The idea of a lychrel number is pretty straightforward: Take a number, add its reverse, continue until you reach a palindrome number. If you never reach a palindrome, then this is a Lychrel number.

Something like this:

349 + 943 = 1292, 1292 + 2921 = 4213 4213 + 3124 = 7337 not lychrel

If you've ever done any theoretical computer science, you'll immediately spot a problem. This isn't a very good algorithm. Problem is with that "never" word in the description - an algorithm is a finite set of steps, when you need an infinite amount of steps to reach a conclusion that's ... not very useful.

Honestly I am not certain what class of problems lychrel numbers fall into. The "not a lychrel number" is a half-decidable problem. It will always tell you when a number is not lychrel but it will never terminate when it is. If my understanding is correct, this would make "is a lychrel number" an non-decidable problem.

Project Euler is kind enough to limit the problem a little bit and make it a fun algorithm to write before bed when your brain is half dead. Find all lychrel candidates under 10,000 assuming it should never take more than 50 iterations.

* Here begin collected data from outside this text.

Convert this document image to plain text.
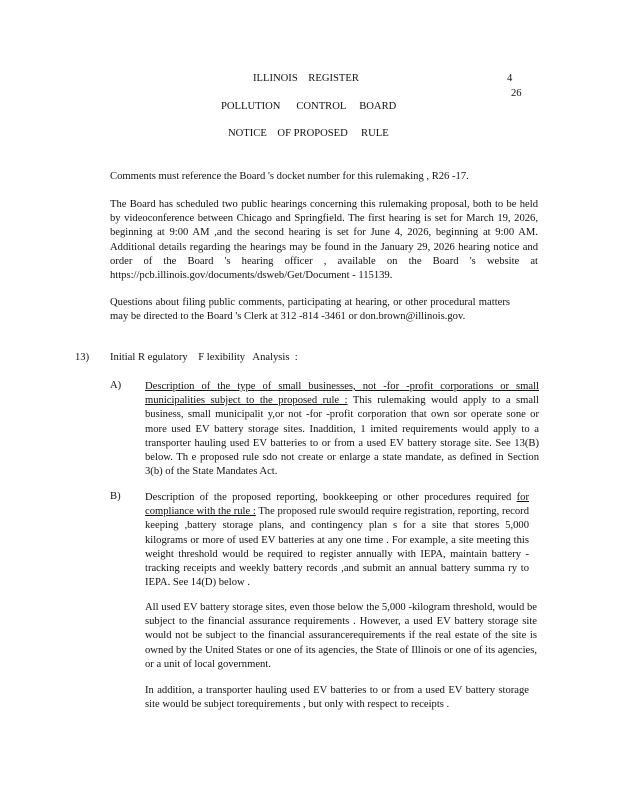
ILLINOIS    REGISTER	4
26
POLLUTION      CONTROL     BOARD
NOTICE    OF PROPOSED     RULE
Comments must reference the Board 's docket number for this rulemaking , R26 -17.
The Board has scheduled two public hearings concerning this rulemaking proposal, both to be held by videoconference between Chicago and Springfield. The first hearing is set for March 19, 2026, beginning at 9:00 AM ,and the second hearing is set for June 4, 2026, beginning at 9:00 AM. Additional details regarding the hearings may be found in the January 29, 2026 hearing notice and order of the Board 's hearing officer , available on the Board 's website at https://pcb.illinois.gov/documents/dsweb/Get/Document - 115139.
Questions about filing public comments, participating at hearing, or other procedural matters may be directed to the Board 's Clerk at 312 -814 -3461 or don.brown@illinois.gov.
13) Initial R egulatory    F lexibility   Analysis  :
A) Description of the type of small businesses, not -for -profit corporations or small municipalities subject to the proposed rule : This rulemaking would apply to a small business, small municipalit y,or not -for -profit corporation that own sor operate sone or more used EV battery storage sites. Inaddition, 1 imited requirements would apply to a transporter hauling used EV batteries to or from a used EV battery storage site. See 13(B) below. Th e proposed rule sdo not create or enlarge a state mandate, as defined in Section 3(b) of the State Mandates Act.
B) Description of the proposed reporting, bookkeeping or other procedures required for compliance with the rule : The proposed rule swould require registration, reporting, record keeping ,battery storage plans, and contingency plan s for a site that stores 5,000 kilograms or more of used EV batteries at any one time . For example, a site meeting this weight threshold would be required to register annually with IEPA, maintain battery - tracking receipts and weekly battery records ,and submit an annual battery summa ry to IEPA. See 14(D) below .
All used EV battery storage sites, even those below the 5,000 -kilogram threshold, would be subject to the financial assurance requirements . However, a used EV battery storage site would not be subject to the financial assurancerequirements if the real estate of the site is owned by the United States or one of its agencies, the State of Illinois or one of its agencies, or a unit of local government.
In addition, a transporter hauling used EV batteries to or from a used EV battery storage site would be subject torequirements , but only with respect to receipts .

Solving that problem becomes rather trivial in Haskell:

reverse' = read . reverse . show

palindrome n = n == reverse' n

-- max denotes max recursion depth
lychrel n max
  | max <= 0 = True
  | palindrome$n+r = False
  | otherwise = lychrel (n+r) (max-1)
    where r = reverse' n

lychrels max =
  length [x | x <- [1..max], lychrel x 50]

Oh and actually the first number that needs more than 50 iterations to converge into a palindrome is 10677, so the problem is pretty safely stated.

For a final bit of fun, the number 4994, itself a palindrome, is a lychrel candidate.